Следы, как от шрапнели. Еще был пес – Кальмар,
походный русский спаниель. Мать выдворяла
цаплю – тряпкой: Аустерлиц домашний, бились
внимательно, переходя на танец, пес – в тылу,
за юбкой маминой, а тряпка – в клюве сжатом
у Вторника, у девочки. А я – с авоськой мойвы
в дверях. Вообще же, мама реставрировала церкви,
а отчим был геологом, возил мне из пустыни
земную оторопь, песчаных гадов голубых кровей,
Шахерезада замок снов плела. Отец, детдомовец,
под окнами свистел в два пальца, мы втроем -
он, я и мама – шли гулять по улице Петра,
который Запорожец, Ильича соратник. Вторник
вышагивал за нами, чуть волоча крыло. Под домом
был детский сад, за садом – лес, оттуда лисы
в сад ходили, а я в окно смотрел. Мой дед
чаевничал в Калуге с Циолковским, потом ушел
сапером на войну, вернулся из Берлина с перочинным
ножиком, карандашами и отрезом крепдешина
для дочки и жены, и сорок лет не спал, был юн и лыс,
молчал, а жил на Банковой, неподалеку от Майдана.
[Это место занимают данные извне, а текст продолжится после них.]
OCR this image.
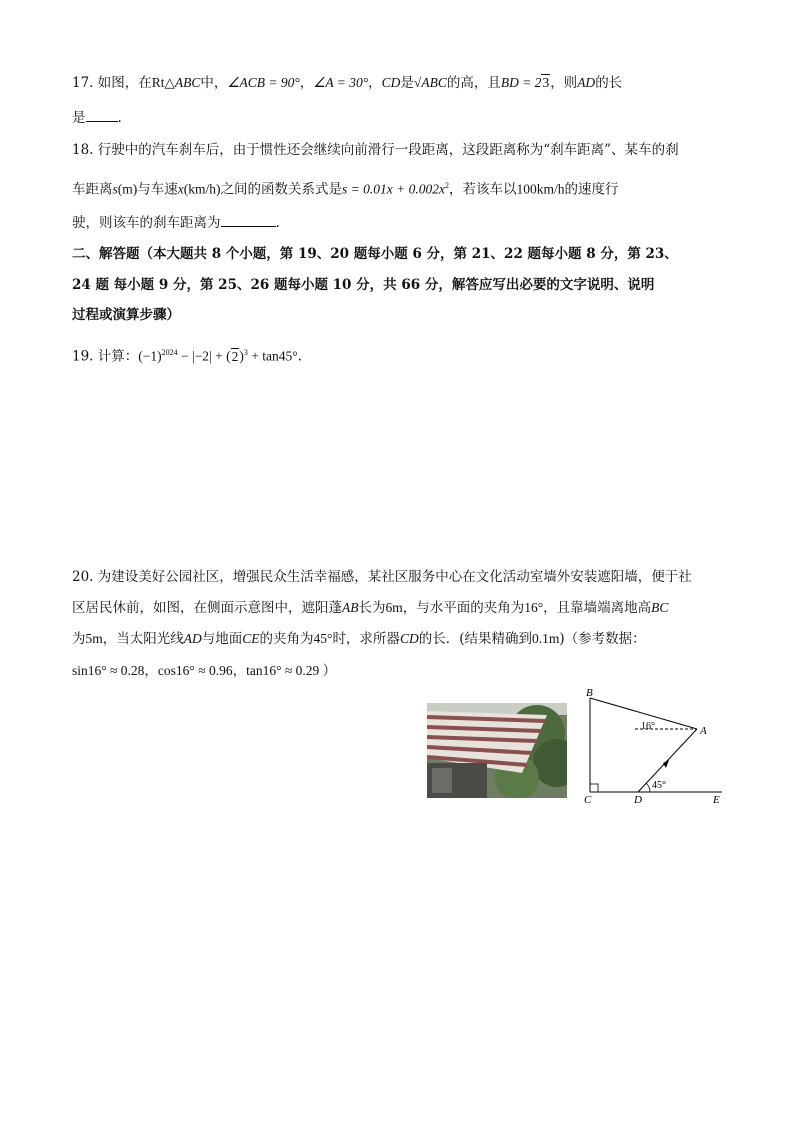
17. 如图，在Rt△ABC中，∠ACB = 90°，∠A = 30°，CD是√ABC的高，且BD = 23，则AD的长
是 .
18. 行驶中的汽车刹车后，由于惯性还会继续向前滑行一段距离，这段距离称为“刹车距离”、某车的刹
车距离s(m)与车速x(km/h)之间的函数关系式是$s = 0.01x + 0.002x^2$，若该车以100km/h的速度行
驶，则该车的刹车距离为	.
二、解答题（本大题共 8 个小题，第 19、20 题每小题 6 分，第 21、22 题每小题 8 分，第 23、
24 题 每小题 9 分，第 25、26 题每小题 10 分，共 66 分，解答应写出必要的文字说明、说明
过程或演算步骤）
19. 计算：$(-1)^{2024} - |-2| + (2)^3 + \tan 45^\circ$.
20. 为建设美好公园社区，增强民众生活幸福感，某社区服务中心在文化活动室墙外安装遮阳墙，便于社
区居民休前，如图，在侧面示意图中，遮阳蓬AB长为6m，与水平面的夹角为16°，且靠墙端离地高BC
为5m，当太阳光线AD与地面CE的夹角为45°时，求所器CD的长．(结果精确到0.1m)（参考数据：
sin16° ≈ 0.28，cos16° ≈ 0.96，tan16° ≈ 0.29 ）
B
A
C	D	E
16°
45°
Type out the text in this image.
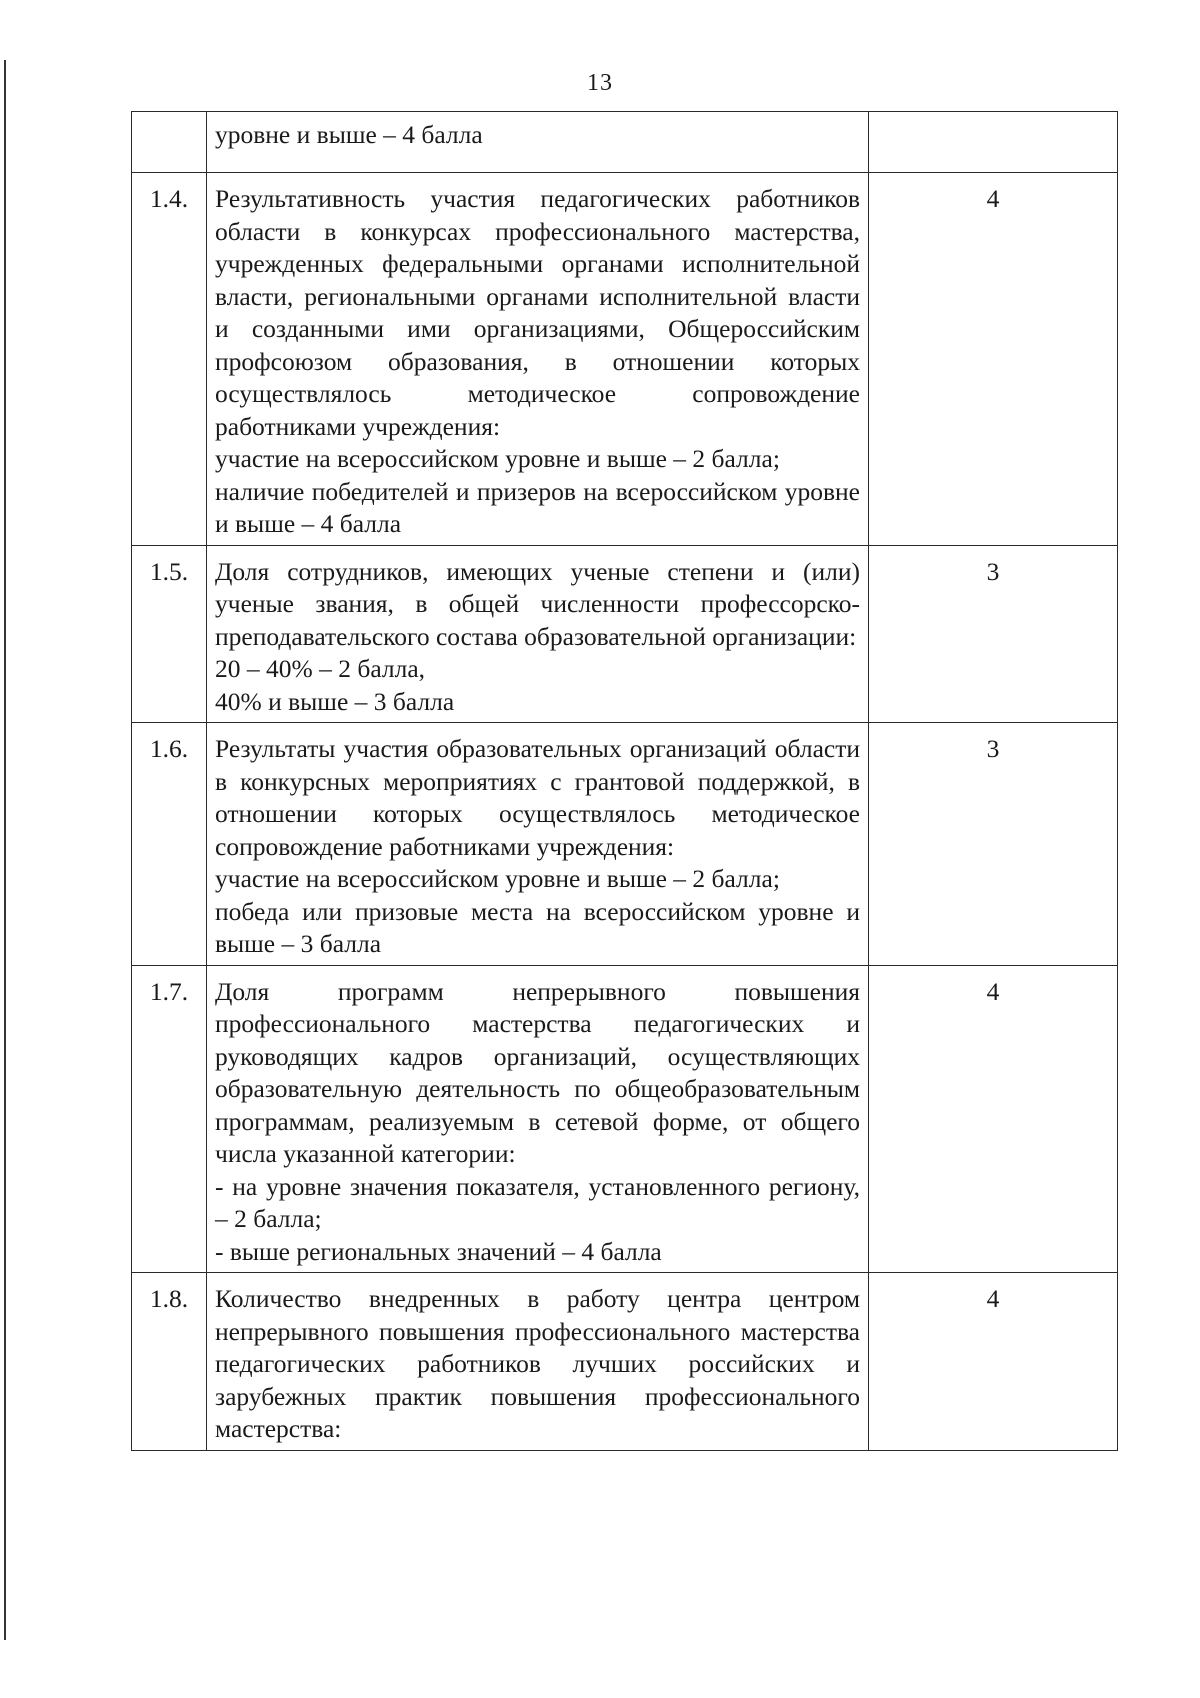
13

	уровне и выше – 4 балла	

1.4.	Результативность участия педагогических работников области в конкурсах профессионального мастерства, учрежденных федеральными органами исполнительной власти, региональными органами исполнительной власти и созданными ими организациями, Общероссийским профсоюзом образования, в отношении которых осуществлялось методическое сопровождение работниками учреждения:
участие на всероссийском уровне и выше – 2 балла;
наличие победителей и призеров на всероссийском уровне и выше – 4 балла	4
1.5.	Доля сотрудников, имеющих ученые степени и (или) ученые звания, в общей численности профессорско-преподавательского состава образовательной организации:
20 – 40% – 2 балла,
40% и выше – 3 балла	3
1.6.	Результаты участия образовательных организаций области в конкурсных мероприятиях с грантовой поддержкой, в отношении которых осуществлялось методическое сопровождение работниками учреждения:
участие на всероссийском уровне и выше – 2 балла;
победа или призовые места на всероссийском уровне и выше – 3 балла	3
1.7.	Доля программ непрерывного повышения профессионального мастерства педагогических и руководящих кадров организаций, осуществляющих образовательную деятельность по общеобразовательным программам, реализуемым в сетевой форме, от общего числа указанной категории:
- на уровне значения показателя, установленного региону, – 2 балла;
- выше региональных значений – 4 балла	4
1.8.	Количество внедренных в работу центра центром непрерывного повышения профессионального мастерства педагогических работников лучших российских и зарубежных практик повышения профессионального мастерства:	4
Повторно овдовев, он переехал к нам. Был на углу
Перова и Петра сбит автокраном – их колонна
шла из Чернобыля. Лежал с улыбкой в морге.
На том же месте год спустя был пес раздавлен,
я в рюкзаке его отнес в тот мавкин лес, где мы сидели
со Вторником, и под кострищем закопал. Квартира
продана, и сад уже не детский. Путь зарос. Отец
лежит в могиле – в том краю, откуда дед привез
карандаши. Я в Индии, в лесу, на середине, на спине
слона, под ним земля, как черепаха, под нею тьма.
Со мною та, которая, прижавшись, дрожит и зябнет
от счастия, в пыльце словесной, с небылицей
в руке и даром божьим, как иголкой в сердце.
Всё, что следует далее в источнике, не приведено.